For parents, the recalibration is equally significant. The prestige of a college brand, long treated as a proxy for future success, is becoming a less reliable indicator. What matters increasingly is what a student can do upon graduation. A modest institution supplemented by practical experience may prove more valuable than an elite degree devoid of it.
Employers, too, must adjust. The most promising talent may not emerge through conventional campus recruitment cycles. It is more likely to be found among students who have already engaged with industry, built products or contributed to open-source projects. Identifying such individuals requires new pipelines and a willingness to look beyond traditional markers.
The heaviest responsibility, however, rests with educational institutions. The gap between curricula and industry needs has widened into a chasm. Bridging it requires more than incremental reform. It demands a rethinking of pedagogy itself: integrating industry exposure, prioritising project-based learning and evaluating students on their ability to apply knowledge rather than merely recall it.

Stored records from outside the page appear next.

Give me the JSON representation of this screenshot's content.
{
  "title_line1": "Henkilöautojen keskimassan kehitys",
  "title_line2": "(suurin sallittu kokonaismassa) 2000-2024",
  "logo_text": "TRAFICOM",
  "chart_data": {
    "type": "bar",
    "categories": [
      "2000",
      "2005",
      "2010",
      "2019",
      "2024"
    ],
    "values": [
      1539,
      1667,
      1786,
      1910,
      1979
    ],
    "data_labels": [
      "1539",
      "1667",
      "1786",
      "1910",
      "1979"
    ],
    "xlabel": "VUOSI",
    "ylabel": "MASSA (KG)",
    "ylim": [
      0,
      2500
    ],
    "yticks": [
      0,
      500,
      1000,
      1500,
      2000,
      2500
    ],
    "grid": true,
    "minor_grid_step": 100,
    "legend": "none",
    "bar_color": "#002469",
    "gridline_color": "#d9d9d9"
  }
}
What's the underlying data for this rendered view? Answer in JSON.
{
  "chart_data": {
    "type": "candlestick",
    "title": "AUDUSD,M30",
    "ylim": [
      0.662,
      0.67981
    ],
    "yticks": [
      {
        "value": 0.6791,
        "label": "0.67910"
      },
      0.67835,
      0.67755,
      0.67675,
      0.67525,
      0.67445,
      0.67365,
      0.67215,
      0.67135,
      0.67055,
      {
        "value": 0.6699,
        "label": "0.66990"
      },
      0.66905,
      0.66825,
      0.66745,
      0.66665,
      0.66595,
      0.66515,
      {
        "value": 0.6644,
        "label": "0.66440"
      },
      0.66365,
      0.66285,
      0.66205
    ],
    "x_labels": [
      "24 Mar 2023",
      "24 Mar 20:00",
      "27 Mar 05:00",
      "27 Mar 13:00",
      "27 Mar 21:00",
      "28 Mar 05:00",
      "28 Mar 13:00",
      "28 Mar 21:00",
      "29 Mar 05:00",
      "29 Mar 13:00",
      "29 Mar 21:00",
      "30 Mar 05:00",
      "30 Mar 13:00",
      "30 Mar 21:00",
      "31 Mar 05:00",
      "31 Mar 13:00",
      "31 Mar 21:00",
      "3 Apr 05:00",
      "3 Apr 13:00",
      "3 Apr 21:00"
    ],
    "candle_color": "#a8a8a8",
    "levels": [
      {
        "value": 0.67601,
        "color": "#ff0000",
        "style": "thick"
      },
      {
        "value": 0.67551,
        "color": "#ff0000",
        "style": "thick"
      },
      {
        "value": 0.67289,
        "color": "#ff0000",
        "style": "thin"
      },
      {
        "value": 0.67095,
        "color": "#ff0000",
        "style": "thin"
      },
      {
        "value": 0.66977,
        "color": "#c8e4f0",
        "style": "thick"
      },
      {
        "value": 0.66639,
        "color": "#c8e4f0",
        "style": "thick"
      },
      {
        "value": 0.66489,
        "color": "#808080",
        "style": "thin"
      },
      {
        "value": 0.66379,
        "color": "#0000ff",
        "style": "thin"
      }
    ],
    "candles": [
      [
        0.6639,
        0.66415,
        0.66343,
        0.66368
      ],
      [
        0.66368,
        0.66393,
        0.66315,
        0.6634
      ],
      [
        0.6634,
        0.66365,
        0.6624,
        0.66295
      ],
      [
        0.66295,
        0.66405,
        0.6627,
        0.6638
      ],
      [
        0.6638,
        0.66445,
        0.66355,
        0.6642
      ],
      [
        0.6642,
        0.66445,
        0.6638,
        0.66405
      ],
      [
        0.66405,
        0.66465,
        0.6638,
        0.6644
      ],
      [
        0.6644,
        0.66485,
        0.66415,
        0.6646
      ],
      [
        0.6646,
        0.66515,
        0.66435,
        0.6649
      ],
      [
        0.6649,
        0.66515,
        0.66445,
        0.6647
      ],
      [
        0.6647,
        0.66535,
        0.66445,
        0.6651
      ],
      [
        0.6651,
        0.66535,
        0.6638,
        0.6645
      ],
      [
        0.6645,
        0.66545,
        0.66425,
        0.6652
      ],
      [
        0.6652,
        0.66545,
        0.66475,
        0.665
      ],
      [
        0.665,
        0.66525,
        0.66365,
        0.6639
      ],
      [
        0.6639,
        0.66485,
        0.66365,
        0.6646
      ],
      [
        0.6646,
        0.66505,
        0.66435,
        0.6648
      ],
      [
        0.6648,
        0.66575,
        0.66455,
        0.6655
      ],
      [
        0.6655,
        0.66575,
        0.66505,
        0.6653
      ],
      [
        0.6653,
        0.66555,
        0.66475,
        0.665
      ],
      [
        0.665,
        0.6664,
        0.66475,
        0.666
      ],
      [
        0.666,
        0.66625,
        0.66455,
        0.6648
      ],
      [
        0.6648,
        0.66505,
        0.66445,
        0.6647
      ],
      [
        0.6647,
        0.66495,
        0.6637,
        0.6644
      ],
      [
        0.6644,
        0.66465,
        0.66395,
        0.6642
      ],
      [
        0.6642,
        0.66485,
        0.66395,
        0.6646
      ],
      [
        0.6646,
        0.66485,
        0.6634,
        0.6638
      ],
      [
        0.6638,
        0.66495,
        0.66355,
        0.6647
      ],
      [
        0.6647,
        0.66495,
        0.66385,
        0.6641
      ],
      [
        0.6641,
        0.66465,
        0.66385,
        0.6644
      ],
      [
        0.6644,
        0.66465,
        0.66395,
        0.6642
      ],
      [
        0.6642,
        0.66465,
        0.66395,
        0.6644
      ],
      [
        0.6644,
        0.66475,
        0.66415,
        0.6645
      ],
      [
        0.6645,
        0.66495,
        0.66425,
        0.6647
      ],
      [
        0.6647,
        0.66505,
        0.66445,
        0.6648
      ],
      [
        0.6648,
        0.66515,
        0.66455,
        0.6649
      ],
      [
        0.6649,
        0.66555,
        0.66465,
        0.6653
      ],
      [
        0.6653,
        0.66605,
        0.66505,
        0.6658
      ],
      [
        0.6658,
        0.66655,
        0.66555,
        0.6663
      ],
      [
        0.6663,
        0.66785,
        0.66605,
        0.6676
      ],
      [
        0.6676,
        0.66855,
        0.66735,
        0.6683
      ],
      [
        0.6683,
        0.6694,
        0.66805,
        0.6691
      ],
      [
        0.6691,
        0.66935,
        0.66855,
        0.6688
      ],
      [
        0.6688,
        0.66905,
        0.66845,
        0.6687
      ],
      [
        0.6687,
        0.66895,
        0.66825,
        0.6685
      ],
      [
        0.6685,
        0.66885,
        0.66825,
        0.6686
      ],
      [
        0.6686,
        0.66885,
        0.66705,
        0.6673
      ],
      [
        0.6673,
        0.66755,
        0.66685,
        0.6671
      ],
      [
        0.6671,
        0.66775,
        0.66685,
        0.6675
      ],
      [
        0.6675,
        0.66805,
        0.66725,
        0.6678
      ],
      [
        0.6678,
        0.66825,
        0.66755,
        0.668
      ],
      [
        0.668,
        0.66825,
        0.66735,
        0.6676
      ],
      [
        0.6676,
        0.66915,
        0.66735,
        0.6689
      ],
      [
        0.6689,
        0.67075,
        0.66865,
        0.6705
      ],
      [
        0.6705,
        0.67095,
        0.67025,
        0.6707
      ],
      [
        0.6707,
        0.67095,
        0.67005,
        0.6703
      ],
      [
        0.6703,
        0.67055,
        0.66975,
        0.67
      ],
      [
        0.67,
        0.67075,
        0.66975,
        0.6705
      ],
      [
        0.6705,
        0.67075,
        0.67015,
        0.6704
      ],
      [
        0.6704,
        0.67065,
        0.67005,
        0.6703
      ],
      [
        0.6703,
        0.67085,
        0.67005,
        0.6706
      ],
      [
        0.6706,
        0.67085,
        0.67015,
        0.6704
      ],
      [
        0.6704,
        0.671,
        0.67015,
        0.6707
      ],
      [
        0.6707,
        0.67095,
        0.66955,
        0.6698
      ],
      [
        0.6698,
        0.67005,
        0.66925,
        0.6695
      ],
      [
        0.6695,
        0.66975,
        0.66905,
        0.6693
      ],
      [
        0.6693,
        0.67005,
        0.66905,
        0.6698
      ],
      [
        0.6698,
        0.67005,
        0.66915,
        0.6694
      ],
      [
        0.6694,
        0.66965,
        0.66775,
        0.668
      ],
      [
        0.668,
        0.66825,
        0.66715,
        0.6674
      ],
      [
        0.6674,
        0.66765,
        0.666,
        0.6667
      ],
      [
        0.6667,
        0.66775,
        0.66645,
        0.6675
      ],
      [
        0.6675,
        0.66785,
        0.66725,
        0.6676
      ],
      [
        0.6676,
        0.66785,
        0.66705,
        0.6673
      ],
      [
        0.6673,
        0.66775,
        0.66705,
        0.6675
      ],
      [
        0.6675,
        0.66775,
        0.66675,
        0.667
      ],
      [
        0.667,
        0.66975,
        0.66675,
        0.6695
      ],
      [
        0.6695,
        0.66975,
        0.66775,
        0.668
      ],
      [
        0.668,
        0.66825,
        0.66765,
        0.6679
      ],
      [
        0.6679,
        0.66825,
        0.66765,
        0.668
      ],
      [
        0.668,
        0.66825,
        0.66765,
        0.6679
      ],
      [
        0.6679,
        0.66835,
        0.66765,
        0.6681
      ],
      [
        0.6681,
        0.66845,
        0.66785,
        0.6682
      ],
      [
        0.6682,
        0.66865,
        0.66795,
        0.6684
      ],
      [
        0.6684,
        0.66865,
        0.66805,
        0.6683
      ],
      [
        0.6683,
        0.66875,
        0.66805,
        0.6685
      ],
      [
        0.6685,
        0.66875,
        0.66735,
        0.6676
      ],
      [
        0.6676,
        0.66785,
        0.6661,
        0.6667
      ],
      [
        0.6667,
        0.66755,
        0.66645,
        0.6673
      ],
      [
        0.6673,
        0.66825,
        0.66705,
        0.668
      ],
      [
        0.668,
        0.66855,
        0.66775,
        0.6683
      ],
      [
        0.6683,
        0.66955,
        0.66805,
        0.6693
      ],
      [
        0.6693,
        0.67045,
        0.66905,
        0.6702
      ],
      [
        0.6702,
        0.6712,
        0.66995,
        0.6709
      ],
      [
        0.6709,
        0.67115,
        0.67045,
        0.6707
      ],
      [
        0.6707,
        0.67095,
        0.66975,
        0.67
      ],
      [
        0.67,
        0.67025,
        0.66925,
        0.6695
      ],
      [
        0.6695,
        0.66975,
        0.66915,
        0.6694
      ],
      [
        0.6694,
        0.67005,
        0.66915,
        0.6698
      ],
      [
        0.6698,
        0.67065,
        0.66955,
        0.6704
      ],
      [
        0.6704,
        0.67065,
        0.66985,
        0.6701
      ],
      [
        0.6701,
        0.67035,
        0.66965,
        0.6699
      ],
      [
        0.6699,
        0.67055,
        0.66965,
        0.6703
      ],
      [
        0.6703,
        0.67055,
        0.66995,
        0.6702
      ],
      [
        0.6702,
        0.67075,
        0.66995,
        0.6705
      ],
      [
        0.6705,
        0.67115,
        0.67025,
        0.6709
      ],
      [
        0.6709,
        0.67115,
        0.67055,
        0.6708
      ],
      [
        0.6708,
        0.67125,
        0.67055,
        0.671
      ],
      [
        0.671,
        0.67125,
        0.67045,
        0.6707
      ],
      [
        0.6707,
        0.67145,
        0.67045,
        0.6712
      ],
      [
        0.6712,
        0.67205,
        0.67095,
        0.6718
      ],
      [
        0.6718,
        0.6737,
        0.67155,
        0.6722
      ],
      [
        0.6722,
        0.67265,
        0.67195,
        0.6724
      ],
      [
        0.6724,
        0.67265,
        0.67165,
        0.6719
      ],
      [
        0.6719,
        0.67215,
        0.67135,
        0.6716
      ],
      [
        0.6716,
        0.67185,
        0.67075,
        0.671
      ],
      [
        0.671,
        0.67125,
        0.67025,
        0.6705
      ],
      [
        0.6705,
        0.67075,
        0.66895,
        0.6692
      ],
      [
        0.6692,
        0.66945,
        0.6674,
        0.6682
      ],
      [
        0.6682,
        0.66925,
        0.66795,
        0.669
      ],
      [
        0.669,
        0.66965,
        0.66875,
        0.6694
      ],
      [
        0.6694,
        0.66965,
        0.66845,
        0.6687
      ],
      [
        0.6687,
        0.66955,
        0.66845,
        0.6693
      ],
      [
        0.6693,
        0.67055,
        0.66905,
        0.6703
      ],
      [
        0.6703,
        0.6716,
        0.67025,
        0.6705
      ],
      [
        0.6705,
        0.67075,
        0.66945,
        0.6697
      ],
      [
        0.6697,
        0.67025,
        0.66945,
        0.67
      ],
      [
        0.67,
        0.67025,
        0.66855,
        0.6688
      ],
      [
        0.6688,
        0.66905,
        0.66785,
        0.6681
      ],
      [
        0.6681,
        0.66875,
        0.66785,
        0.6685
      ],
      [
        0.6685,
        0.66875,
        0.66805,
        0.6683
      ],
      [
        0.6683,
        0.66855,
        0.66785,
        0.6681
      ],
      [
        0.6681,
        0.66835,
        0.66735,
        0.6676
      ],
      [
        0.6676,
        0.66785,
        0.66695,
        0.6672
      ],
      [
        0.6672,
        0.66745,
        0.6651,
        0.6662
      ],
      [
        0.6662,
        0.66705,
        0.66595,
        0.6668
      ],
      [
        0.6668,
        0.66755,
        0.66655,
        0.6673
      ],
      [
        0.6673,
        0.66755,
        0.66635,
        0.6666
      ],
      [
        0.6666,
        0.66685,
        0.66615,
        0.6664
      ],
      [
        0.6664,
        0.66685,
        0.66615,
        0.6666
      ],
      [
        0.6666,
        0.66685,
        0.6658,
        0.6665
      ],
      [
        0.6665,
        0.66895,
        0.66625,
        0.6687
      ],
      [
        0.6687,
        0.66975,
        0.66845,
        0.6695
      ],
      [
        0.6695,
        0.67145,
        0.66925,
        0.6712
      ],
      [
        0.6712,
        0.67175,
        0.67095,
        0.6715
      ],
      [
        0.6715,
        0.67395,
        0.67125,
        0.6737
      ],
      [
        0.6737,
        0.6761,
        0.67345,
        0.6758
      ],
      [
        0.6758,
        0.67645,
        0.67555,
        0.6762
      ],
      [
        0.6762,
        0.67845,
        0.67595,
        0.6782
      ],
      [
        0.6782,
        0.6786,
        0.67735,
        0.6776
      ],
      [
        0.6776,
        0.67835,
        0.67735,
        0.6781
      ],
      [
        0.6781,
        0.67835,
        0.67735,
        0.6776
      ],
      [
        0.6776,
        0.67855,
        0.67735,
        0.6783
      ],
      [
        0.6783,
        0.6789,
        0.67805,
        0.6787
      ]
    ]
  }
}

None of this will be easy. Institutional inertia is formidable, and incentives are often misaligned. Yet the cost of inaction is higher.
The broader lesson is that technological change does not simply eliminate jobs but redefines the conditions under which they are created. In India’s case, the first rung of the employment ladder is being quietly removed. Climbing remains possible, but only for those equipped to start higher.
The closing thought returns to that initial conversation. The machine, as one might put it, has not come for ‘your job.’ It has come for the job you were trained to do.
The question is whether India’s education system and its students will adapt before the gap becomes unbridgeable.
(The writer is a strategy and transformation leader who writes extensively on technology and the future of work. Views personal.)